Para o vereador, o laudo divulgado anteontem amplia a responsabilidade da Prefeitura Municipal de Bauru pela autorização do serviço em desacordo com as normas técnicas e de engenharia. A ponte está interditada para uso desde 7 de janeiro deste ano.

A ação popular pede a responsabilização do prefeito em razão do ex-secretário das Administrações Regionais, Celso Donizete, ter afirmado que Nilson foi avisado sobre problemas na obra durante sua execução.
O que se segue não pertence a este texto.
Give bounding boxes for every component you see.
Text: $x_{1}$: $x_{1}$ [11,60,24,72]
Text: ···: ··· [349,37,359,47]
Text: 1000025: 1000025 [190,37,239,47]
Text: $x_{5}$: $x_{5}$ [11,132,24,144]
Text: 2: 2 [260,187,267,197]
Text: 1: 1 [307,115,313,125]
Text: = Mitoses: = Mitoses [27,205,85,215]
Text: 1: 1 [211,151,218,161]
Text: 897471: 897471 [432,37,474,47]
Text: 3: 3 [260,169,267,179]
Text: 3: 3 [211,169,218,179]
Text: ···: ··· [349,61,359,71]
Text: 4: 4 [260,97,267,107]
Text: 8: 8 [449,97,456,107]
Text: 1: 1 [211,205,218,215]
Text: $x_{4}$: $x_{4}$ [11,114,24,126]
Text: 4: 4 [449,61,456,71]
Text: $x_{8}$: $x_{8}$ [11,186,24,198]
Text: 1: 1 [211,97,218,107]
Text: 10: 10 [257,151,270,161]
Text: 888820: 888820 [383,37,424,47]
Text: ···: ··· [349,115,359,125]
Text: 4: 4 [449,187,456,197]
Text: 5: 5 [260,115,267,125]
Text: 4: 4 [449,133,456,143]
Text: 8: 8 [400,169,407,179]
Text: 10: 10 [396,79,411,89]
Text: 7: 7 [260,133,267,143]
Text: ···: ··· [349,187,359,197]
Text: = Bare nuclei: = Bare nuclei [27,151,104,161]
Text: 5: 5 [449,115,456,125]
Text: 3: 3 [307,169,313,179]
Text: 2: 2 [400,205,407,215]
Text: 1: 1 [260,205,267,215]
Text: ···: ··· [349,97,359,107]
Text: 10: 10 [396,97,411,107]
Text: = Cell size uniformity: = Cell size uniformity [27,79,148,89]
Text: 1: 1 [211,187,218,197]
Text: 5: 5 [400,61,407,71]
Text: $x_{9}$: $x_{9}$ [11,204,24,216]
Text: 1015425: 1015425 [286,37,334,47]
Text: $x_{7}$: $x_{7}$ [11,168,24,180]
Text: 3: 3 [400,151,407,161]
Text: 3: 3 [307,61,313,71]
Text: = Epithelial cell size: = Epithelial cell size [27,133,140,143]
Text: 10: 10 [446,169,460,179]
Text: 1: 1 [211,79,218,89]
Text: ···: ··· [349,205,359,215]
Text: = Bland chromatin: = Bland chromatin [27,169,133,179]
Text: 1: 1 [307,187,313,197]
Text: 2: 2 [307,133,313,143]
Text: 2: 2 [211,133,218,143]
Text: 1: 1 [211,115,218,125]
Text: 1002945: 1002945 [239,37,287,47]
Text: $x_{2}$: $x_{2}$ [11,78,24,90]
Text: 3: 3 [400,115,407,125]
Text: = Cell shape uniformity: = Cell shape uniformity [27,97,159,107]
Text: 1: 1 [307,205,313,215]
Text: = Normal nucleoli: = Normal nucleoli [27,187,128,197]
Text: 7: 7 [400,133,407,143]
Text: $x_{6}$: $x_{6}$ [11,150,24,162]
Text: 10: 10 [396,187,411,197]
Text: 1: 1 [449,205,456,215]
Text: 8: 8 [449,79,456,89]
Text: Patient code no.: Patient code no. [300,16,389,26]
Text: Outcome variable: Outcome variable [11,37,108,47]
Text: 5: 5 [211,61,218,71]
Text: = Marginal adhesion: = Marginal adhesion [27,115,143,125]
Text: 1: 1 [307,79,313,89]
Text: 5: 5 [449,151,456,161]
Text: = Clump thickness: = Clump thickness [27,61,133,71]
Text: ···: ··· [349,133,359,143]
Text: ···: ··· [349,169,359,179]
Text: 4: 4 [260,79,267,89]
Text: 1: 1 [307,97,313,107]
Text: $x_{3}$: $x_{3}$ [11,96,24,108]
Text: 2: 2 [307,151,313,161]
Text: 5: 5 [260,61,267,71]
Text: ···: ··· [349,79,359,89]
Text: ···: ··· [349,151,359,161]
Este ponto integra o laudo do perito judicial Denilson Douglas Bernardo na parte que trata do aterro da cabeceira da ponte. O ex-secretário disse que alertou o prefeito sobre problemas na obra. “A responsabilidade recai sobre o prefeito, os engenheiros da prefeitura que acompanharam a obra, os secretários que atuaram na execução do serviço e não impediram a ocorrência dos problemas e a construtora”, elenca Garmes.

O caso, em sua avaliação, é de omissão. “Aceitaram o serviço mesmo sabendo dos problemas. Só um leigo poderia pensar que o laudo poderia isentar o prefeito. Ao contrário. E independente da reparação pelos prejuízos, protocolei à Promotoria para que os responsáveis sejam denunciados por improbidade”, cita.

A empresa Tofer e a prefeitura foram contatadas ontem, mas não houve retorno.

O parlamentar estranhou a reação do secretário dos Negócios Jurídicos, Luiz Pegoraro, sobre o assunto. Este anunciou que a prefeitura vai pleitear ação indenizatória. “Os pedidos de indenização já estão na ação popular contra a prefeitura, seus agentes e a empresa. Eles são réus no processo. A ação não impede a recuperação da ponte. Mas tudo o que for gasto vai ser pago do bolso dos réus”, critica Garmes.

A ação popular aguarda o envio de documentos solicitados pela Justiça à prefeitura. O prazo concedido pela juíza Ana Carla Crescioni foi de 30 dias. O prazo ainda não expirou. Antes disso, a prefeitura terá que apresentar sua contestação. “Espero que a Procuradoria encampe a ação porque defende o Município e não o prefeito”, declarou Garmes.

A construção da ponte custou R$ 250 mil. Mas a prefeitura anunciou que vai gastar mais do que esse valor para recuperar a obra. Serão consumidos mais R$ 300 mil para colocar o equipamento público em condições de uso, sem contar outras despesas - como o projeto de recuperação.